Representative Results
Extensive evaluations across discrete action spaces (Atari benchmarks) and continuous control tasks (MuJoCo suite) demonstrate that CaRe-BN significantly resolves the issue of imprecise moving statistics. SNN-based agents equipped with CaRe-BN consistently achieved higher exploration returns, converged faster, and exhibited significantly lower variance compared to standard SNNs. Notably, when paired with the TD3 algorithm, CaRe-BN allowed simple SNNs to surpass the performance of traditional ANN-based RL agents by an average of 5.9%, establishing a new state-of-the-art normalization strategy that bridges the gap between neuromorphic efficiency and high-performance RL.
研究背景与问题
背景
脉冲神经网络(SNN)通过模拟生物神经元的事件驱动动态,具备高能效、低时延的决策能力,因此非常适合部署在神经形态硬件上。
现有方法的局限
然而,传统批归一化(BN)在在线强化学习(RL)场景中会出现明显失效,因为面对持续变化的数据分布,移动统计量难以被准确估计,进而导致训练不稳定以及策略性能不理想。
我们的思路
为解决这些问题,我们提出了 Confidence-adaptive and Re-calibration Batch Normalization(CaRe-BN),这是一种专门面向 SNN 强化学习场景设计的新型归一化策略,能够在不打断训练流程的前提下提供更精确的统计量并稳定训练过程。
创新点
- 提出 Ca-BN(置信度自适应更新)机制,通过置信度加权的移动估计器,根据当前近似结果的可靠性动态调整统计量估计,从而保证无偏性并降低方差。

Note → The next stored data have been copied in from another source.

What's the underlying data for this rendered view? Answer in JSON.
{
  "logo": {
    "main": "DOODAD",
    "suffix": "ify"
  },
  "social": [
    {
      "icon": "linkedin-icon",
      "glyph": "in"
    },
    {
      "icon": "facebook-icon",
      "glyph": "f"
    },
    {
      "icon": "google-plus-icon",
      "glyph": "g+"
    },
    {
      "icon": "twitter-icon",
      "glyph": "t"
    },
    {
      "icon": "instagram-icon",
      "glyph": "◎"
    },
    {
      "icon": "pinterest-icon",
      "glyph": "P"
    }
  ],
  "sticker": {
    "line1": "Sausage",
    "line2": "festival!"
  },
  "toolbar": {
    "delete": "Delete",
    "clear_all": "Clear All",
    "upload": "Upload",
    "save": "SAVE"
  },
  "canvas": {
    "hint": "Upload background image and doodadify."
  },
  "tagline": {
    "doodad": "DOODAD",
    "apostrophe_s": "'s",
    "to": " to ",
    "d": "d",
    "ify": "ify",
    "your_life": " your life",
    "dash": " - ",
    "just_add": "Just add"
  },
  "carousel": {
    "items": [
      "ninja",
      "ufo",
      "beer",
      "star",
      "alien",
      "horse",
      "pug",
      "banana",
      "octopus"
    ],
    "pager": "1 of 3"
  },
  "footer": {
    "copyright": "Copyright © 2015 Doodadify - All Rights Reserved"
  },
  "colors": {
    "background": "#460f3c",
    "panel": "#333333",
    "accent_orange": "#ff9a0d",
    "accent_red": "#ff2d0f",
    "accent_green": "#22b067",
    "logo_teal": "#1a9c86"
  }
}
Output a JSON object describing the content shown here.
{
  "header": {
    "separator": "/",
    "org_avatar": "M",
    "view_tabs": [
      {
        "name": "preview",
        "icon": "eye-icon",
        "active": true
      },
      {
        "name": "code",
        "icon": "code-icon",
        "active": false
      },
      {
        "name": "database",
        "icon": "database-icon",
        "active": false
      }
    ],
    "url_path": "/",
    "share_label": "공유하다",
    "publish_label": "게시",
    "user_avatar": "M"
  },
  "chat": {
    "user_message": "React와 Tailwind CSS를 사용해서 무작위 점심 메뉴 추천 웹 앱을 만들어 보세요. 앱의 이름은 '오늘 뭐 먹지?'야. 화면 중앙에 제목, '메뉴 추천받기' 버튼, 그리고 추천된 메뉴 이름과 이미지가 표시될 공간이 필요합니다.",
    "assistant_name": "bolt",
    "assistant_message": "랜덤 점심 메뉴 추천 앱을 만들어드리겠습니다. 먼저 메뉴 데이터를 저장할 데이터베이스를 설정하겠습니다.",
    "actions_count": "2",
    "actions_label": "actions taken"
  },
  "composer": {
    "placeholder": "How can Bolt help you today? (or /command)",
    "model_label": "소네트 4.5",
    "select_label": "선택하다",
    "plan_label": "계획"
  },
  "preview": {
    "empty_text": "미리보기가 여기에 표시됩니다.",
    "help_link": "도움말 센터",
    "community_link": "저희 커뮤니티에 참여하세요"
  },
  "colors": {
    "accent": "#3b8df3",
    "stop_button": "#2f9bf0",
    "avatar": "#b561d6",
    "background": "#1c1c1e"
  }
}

- 提出 Re-BN(重校准)机制,利用经验回放缓冲区的重采样周期性修正推理统计量,并纠正累积的估计误差。
- 保持了 SNN 原有的高能效特性;CaRe-BN 层在训练完成后可以无缝融合进突触权重,部署时不会带来额外推理开销。
- 在不同脉冲神经元模型和强化学习算法上取得当前最优结果,SNN 性能最高提升 22.6%,并显著超过 ANN 强化学习基线 5.9%。
核心方法
CaRe-BN 框架通过两个互补机制,在强化学习的非平稳动态环境下实现对 BN 统计量的精确、低方差估计。首先,Ca-BN 模块在每次更新时都会执行,作为一种基于置信度引导的机制,在分布发生漂移时自适应地重加权估计器,以最小化 BN 统计量的均方误差。其次,考虑到在线估计仍可能因随机小批量噪声而发生漂移,Re-BN 模块会周期性执行。它从经验回放缓冲区中抽取聚合后的校准批次来计算更精确的统计量,从而在不需要数百万次前向传播的前提下有效修正累积偏差。
代表性结果
在离散动作空间(Atari 基准)和连续控制任务(MuJoCo 套件)上的广泛实验表明,CaRe-BN 能够显著缓解移动统计量不精确的问题。配备 CaRe-BN 的 SNN 智能体在探索回报、收敛速度和方差表现上均优于标准 SNN。尤其是在与 TD3 算法结合时,CaRe-BN 使简单 SNN 的平均性能超过传统基于 ANN 的强化学习智能体 5.9%,建立了一种连接神经形态高能效与高性能强化学习的新型归一化策略。